Bring on May / June next year ... but then we get the 'roons who is shaping up to be TB MkII
- Dave, herts
My God the Left are truly desparate! Trying to blame the current mess on Mrs T is truly amazing! Firstly these idiots do not actually understand what has happened and secondly if they actually do [highly doubtful], they cannot comprehend that actually it really is a Labor government which has ruled the country for a decade and therefore it completely, utterly and entirely to blame for it!!
Cameron announcing a 45p tax rate [actually 46% after NI], is really quite amazing. He will now tip many lingering doubters over the edge and the flight of talent & capital out of Britain. The point of this is that the tax take will not be a plus 2 billion but more likely it will fall. It is a pure sop to wet Tories and will not work. Screwing wealth creators is a really dumb thing to do .. proven time and time again.
- James Macleod Ritchie, Oyster Bay Cove
The current crisis is a failure of regulation. Born introduced the FSA. He was repeatedly warned but chose to ignore them.

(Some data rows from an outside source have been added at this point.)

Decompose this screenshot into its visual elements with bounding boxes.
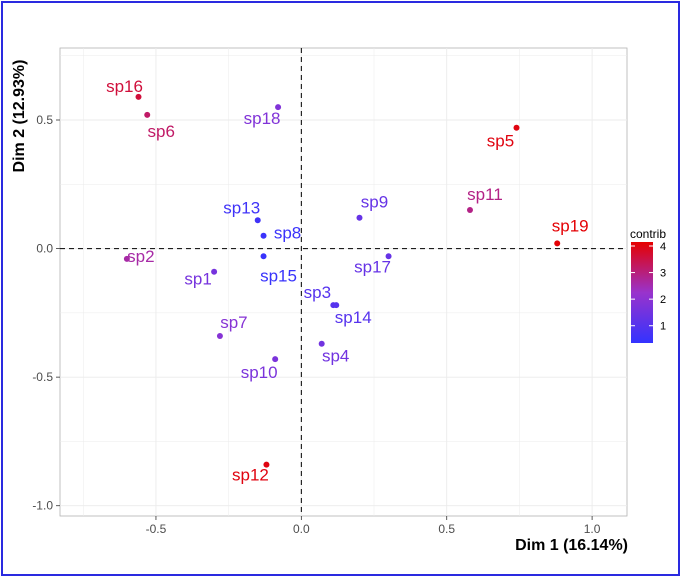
point-label-sp11: sp11 <box>467 185 503 204</box>
contrib-legend: contrib 1 2 3 4 <box>630 227 666 343</box>
point-sp10 <box>272 356 279 363</box>
point-sp4 <box>318 340 325 347</box>
point-sp1 <box>211 268 218 275</box>
point-label-sp14: sp14 <box>335 308 372 327</box>
point-sp8 <box>260 232 267 239</box>
legend-tick-label: 1 <box>660 321 666 333</box>
legend-tick-label: 3 <box>660 268 666 280</box>
point-labels: sp1 sp2 sp3 sp4 sp5 sp6 sp7 sp8 sp9 sp10 sp11 sp12 s… <box>106 77 589 485</box>
x-tick-label: 0.5 <box>438 522 455 536</box>
point-label-sp16: sp16 <box>106 77 143 96</box>
reference-lines <box>60 48 627 516</box>
point-label-sp5: sp5 <box>487 132 514 151</box>
point-sp6 <box>144 111 151 118</box>
x-axis-title: Dim 1 (16.14%) <box>515 537 628 554</box>
y-tick-label: 0.5 <box>36 113 53 127</box>
plot-panel <box>59 47 628 517</box>
legend-tick-label: 2 <box>660 294 666 306</box>
x-axis-ticks: -0.5 0.0 0.5 1.0 <box>146 516 601 536</box>
point-label-sp9: sp9 <box>361 193 388 212</box>
data-points <box>123 93 561 468</box>
x-tick-label: -0.5 <box>146 522 167 536</box>
point-label-sp6: sp6 <box>148 122 175 141</box>
y-tick-label: 0.0 <box>36 242 53 256</box>
point-sp7 <box>216 333 223 339</box>
legend-title: contrib <box>630 227 666 241</box>
point-sp18 <box>275 104 282 111</box>
y-tick-label: -1.0 <box>32 499 53 513</box>
point-sp15 <box>260 253 267 260</box>
legend-tick-label: 4 <box>660 241 666 253</box>
point-sp19 <box>554 240 561 247</box>
y-axis-title: Dim 2 (12.93%) <box>11 60 28 173</box>
legend-colorbar <box>631 242 653 343</box>
point-sp17 <box>385 253 392 260</box>
point-label-sp8: sp8 <box>274 224 301 243</box>
point-sp11 <box>466 207 473 213</box>
point-label-sp17: sp17 <box>354 257 391 276</box>
point-label-sp4: sp4 <box>322 347 349 366</box>
point-label-sp3: sp3 <box>304 283 331 302</box>
point-label-sp1: sp1 <box>184 270 211 289</box>
point-label-sp15: sp15 <box>260 266 297 285</box>
point-label-sp18: sp18 <box>244 109 281 128</box>
point-sp14 <box>333 302 340 309</box>
point-sp13 <box>254 217 261 224</box>
x-tick-label: 0.0 <box>293 522 310 536</box>
point-sp9 <box>356 214 363 221</box>
point-label-sp19: sp19 <box>552 216 589 235</box>
point-sp5 <box>513 124 520 131</box>
point-label-sp13: sp13 <box>223 198 260 217</box>
y-axis-ticks: -1.0 -0.5 0.0 0.5 <box>32 113 60 513</box>
point-sp16 <box>135 93 142 100</box>
point-label-sp12: sp12 <box>232 466 269 485</box>
point-label-sp10: sp10 <box>241 363 278 382</box>
x-tick-label: 1.0 <box>584 522 601 536</box>
y-tick-label: -0.5 <box>32 370 53 384</box>
point-sp2 <box>123 255 130 262</box>
point-label-sp7: sp7 <box>220 313 247 332</box>
point-label-sp2: sp2 <box>127 247 154 266</box>
point-sp12 <box>263 461 270 468</box>
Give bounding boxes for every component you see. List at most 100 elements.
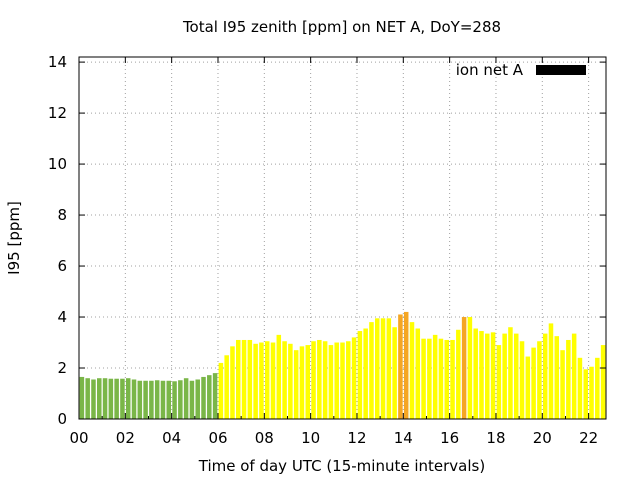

Northern Rock, Halifax and B&B did not fail beause they demutalised. They failed because the regulation failed.
Talk about comparing apples with pears.
- Ian Gilbertson, Newcastle
"Blaming Thatcher for the banking crisis makes about as much sense as holding Harold Macmillan responsible for the 1984 miners' strike."
Don't try to rewrite history. She was in power when the Building Societies Act 1986 was passed, which was a direct cause of demutualisation catastrophes like Northern Rock, Halifax, Bradford & Bingley. The Conservatives sowed the wind of deregulation and now we are reaping the whirlwind.